Wednesday 27 January 2010

WORKERS, KNOW YOUR HISTORY.

   

    In a quiet cemetery in Abercrombie Street in the East End of Glasgow, you’ll find the memorial in the photograph above. It was raised to the memory of the six weavers shot in 1787 by the military at Drygate near Glasgow Cathedral. Their crime? They were part of a protest march making its way to the Cathedral in support of a wage increase. Then, as of now, the city officials, the military and the judiciary put 100% support behind the employers. They had no hesitation in using what ever power they had at their disposal.
     In this type of society nothing changes. The harshest of treatment is still handed out to strikers and protesters while the employers are protected by the powers of the state.

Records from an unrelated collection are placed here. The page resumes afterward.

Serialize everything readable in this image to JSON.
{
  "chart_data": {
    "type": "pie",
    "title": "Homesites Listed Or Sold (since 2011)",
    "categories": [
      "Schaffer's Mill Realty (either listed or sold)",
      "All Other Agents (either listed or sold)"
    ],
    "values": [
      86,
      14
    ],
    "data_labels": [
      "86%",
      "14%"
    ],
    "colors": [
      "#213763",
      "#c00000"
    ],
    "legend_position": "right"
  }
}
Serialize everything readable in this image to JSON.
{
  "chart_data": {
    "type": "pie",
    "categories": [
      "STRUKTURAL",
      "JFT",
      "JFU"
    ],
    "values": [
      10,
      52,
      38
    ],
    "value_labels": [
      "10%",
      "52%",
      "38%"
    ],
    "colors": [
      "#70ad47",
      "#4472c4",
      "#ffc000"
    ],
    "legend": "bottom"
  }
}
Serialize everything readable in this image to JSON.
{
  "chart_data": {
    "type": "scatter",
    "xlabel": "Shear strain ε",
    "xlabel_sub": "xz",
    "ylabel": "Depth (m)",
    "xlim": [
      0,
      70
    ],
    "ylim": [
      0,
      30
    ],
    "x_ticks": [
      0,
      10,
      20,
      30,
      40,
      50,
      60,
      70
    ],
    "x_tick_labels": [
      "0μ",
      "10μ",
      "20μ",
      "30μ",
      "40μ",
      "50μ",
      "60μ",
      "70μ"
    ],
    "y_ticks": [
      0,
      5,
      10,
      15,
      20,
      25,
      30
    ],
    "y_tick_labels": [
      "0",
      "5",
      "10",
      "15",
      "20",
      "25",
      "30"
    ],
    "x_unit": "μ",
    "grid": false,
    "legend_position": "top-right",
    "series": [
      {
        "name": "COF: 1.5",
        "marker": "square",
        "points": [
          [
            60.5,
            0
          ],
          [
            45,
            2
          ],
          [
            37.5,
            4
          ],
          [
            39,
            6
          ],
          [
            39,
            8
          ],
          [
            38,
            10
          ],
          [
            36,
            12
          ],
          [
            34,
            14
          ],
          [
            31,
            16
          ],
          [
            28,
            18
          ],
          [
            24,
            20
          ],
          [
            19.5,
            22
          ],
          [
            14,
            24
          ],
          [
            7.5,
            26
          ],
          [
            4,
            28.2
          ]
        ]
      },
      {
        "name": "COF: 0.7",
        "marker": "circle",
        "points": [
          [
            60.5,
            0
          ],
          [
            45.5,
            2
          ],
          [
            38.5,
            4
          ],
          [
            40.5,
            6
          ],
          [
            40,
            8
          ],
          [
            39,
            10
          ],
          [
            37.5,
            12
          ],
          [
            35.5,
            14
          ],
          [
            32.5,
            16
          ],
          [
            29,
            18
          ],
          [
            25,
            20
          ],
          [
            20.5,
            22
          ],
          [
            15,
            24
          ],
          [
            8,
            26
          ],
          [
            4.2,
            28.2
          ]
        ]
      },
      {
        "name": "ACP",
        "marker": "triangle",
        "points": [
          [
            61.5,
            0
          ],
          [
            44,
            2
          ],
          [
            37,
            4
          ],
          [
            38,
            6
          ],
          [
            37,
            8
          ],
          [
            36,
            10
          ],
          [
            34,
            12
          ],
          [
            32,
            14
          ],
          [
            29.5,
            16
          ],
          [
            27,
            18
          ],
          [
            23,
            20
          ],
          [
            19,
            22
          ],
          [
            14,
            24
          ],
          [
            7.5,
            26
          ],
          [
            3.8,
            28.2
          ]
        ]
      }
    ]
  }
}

If we jump forward a couple of hundred years to the 1980’s they were still at it with the brutal and harshest of treatment handed out to the striking miners during the Thatcher era.
   This is what they call democracy, a system where the employers can exploit the workers with the protection of all the power of the state but a demand for a decent living can be met with all the force of the state.
    Today’s struggles are linked to all those struggles of the past and we should learn the lessons. It is the workers against the state and the employers. They fight to keep their privileges and power, while we struggle to get a decent living. The two are incompatible it is either their privilege at our expense, or a decent living for all with the end to the power and privilege of the parasites.